Optimal dosing of anti-cancer treatment under drug-induced plasticity

While cancer has traditionally been considered a genetic disease, mounting evidence indicates an important role for non-genetic (epigenetic) mechanisms. Common anti-cancer drugs have recently been observed to induce the adoption of reversible drug-tolerant cell states, thereby accelerating the evolution of drug resistance. Determining how to optimally balance the competing goals of killing the tumor bulk and delaying resistance evolution in this scenario is a nontrivial question of high clinical importance. In this work, we use a combined mathematical and computational approach to study optimal dosing of anti-cancer drug treatment under drug-induced cell plasticity.

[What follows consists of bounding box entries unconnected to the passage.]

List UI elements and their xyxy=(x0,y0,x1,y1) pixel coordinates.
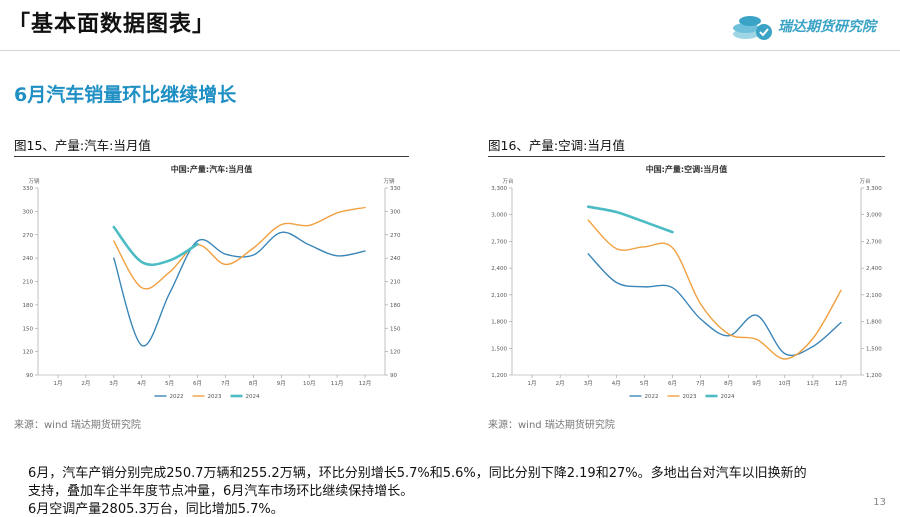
y-tick-label-left: 1,800 xyxy=(491,320,507,326)
y-tick-label-right: 120 xyxy=(390,350,401,356)
y-tick-label-left: 3,000 xyxy=(491,213,507,219)
y-tick-label-right: 1,800 xyxy=(866,320,882,326)
y-tick-label-right: 2,400 xyxy=(866,266,882,272)
x-tick-label: 5月 xyxy=(165,380,174,387)
x-tick-label: 3月 xyxy=(584,380,593,387)
y-tick-label-left: 270 xyxy=(23,233,34,239)
y-axis-unit-left: 万辆 xyxy=(28,177,40,185)
series-line-2022 xyxy=(588,254,841,356)
legend-label-2022: 2022 xyxy=(170,394,184,400)
y-tick-label-right: 240 xyxy=(390,256,401,262)
series-line-2023 xyxy=(588,220,841,359)
y-tick-label-right: 3,000 xyxy=(866,213,882,219)
chart-title: 中国:产量:空调:当月值 xyxy=(646,164,728,174)
y-tick-label-left: 2,400 xyxy=(491,266,507,272)
x-tick-label: 1月 xyxy=(53,380,62,387)
figure-15-source: 来源：wind 瑞达期货研究院 xyxy=(14,416,141,431)
figure-16-label: 图16、产量:空调:当月值 xyxy=(488,135,625,154)
x-tick-label: 12月 xyxy=(835,380,848,387)
y-tick-label-left: 2,700 xyxy=(491,239,507,245)
series-line-2024 xyxy=(588,207,672,232)
legend-label-2023: 2023 xyxy=(683,394,697,400)
page-header-title: 「基本面数据图表」 xyxy=(8,6,215,38)
chart-title: 中国:产量:汽车:当月值 xyxy=(171,164,253,174)
y-tick-label-right: 180 xyxy=(390,303,401,309)
y-tick-label-right: 300 xyxy=(390,209,401,215)
y-axis-unit-left: 万台 xyxy=(502,177,514,185)
y-tick-label-left: 210 xyxy=(23,280,34,286)
x-tick-label: 6月 xyxy=(193,380,202,387)
y-tick-label-left: 330 xyxy=(23,186,34,192)
series-line-2022 xyxy=(114,232,365,346)
x-tick-label: 9月 xyxy=(277,380,286,387)
x-tick-label: 7月 xyxy=(221,380,230,387)
legend-label-2022: 2022 xyxy=(645,394,659,400)
x-tick-label: 1月 xyxy=(528,380,537,387)
x-tick-label: 4月 xyxy=(137,380,146,387)
y-tick-label-right: 210 xyxy=(390,280,401,286)
y-tick-label-left: 240 xyxy=(23,256,34,262)
y-axis-unit-right: 万台 xyxy=(859,177,871,185)
x-tick-label: 2月 xyxy=(556,380,565,387)
y-tick-label-right: 1,500 xyxy=(866,346,882,352)
x-tick-label: 4月 xyxy=(612,380,621,387)
x-tick-label: 3月 xyxy=(109,380,118,387)
y-tick-label-left: 3,300 xyxy=(491,186,507,192)
figure-16-source: 来源：wind 瑞达期货研究院 xyxy=(488,416,615,431)
body-text-line-1: 6月，汽车产销分别完成250.7万辆和255.2万辆，环比分别增长5.7%和5.… xyxy=(28,462,888,481)
x-tick-label: 2月 xyxy=(81,380,90,387)
body-text-line-3: 6月空调产量2805.3万台，同比增加5.7%。 xyxy=(28,498,888,517)
y-tick-label-left: 2,100 xyxy=(491,293,507,299)
y-tick-label-right: 3,300 xyxy=(866,186,882,192)
x-tick-label: 7月 xyxy=(696,380,705,387)
brand-logo-text: 瑞达期货研究院 xyxy=(778,16,876,36)
figure-15-divider xyxy=(14,156,409,157)
header-divider xyxy=(0,50,900,51)
y-axis-unit-right: 万辆 xyxy=(383,177,395,185)
figure-16-divider xyxy=(488,156,885,157)
x-tick-label: 5月 xyxy=(640,380,649,387)
legend-label-2024: 2024 xyxy=(721,394,735,400)
x-tick-label: 11月 xyxy=(331,380,344,387)
x-tick-label: 9月 xyxy=(752,380,761,387)
y-tick-label-left: 150 xyxy=(23,326,34,332)
x-tick-label: 10月 xyxy=(779,380,792,387)
section-title: 6月汽车销量环比继续增长 xyxy=(14,80,236,107)
y-tick-label-right: 270 xyxy=(390,233,401,239)
page-number: 13 xyxy=(873,497,886,508)
y-tick-label-left: 1,200 xyxy=(491,373,507,379)
y-tick-label-right: 150 xyxy=(390,326,401,332)
x-tick-label: 12月 xyxy=(359,380,372,387)
y-tick-label-right: 2,700 xyxy=(866,239,882,245)
series-line-2023 xyxy=(114,208,365,289)
x-tick-label: 6月 xyxy=(668,380,677,387)
x-tick-label: 8月 xyxy=(724,380,733,387)
x-tick-label: 8月 xyxy=(249,380,258,387)
y-tick-label-left: 1,500 xyxy=(491,346,507,352)
x-tick-label: 11月 xyxy=(807,380,820,387)
figure-15-label: 图15、产量:汽车:当月值 xyxy=(14,135,151,154)
x-tick-label: 10月 xyxy=(303,380,316,387)
y-tick-label-left: 120 xyxy=(23,350,34,356)
y-tick-label-right: 2,100 xyxy=(866,293,882,299)
y-tick-label-right: 330 xyxy=(390,186,401,192)
y-tick-label-left: 300 xyxy=(23,209,34,215)
body-text-line-2: 支持，叠加车企半年度节点冲量，6月汽车市场环比继续保持增长。 xyxy=(28,480,888,499)
y-tick-label-left: 90 xyxy=(26,373,33,379)
y-tick-label-right: 1,200 xyxy=(866,373,882,379)
legend-label-2024: 2024 xyxy=(246,394,260,400)
y-tick-label-right: 90 xyxy=(390,373,397,379)
legend-label-2023: 2023 xyxy=(208,394,222,400)
y-tick-label-left: 180 xyxy=(23,303,34,309)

Our results show that the optimal treatment steers the tumor into a fixed equilibrium composition while balancing the trade-off between cell kill and tolerance induction in a precisely quantifiable way. Under linear induction of tolerance, a low-dose constant strategy is optimal in equilibrium, while under uniform induction of tolerance, alternating between a large dose and no dose is best. The directionality of drug induction, whether the drug elevates transitions from sensitivity to tolerance or inhibits transitions back, significantly affects optimal dosing. To demonstrate the applicability of our approach, we use it to identify an optimal low-dose strategy for colorectal cancer using publicly available in vitro data.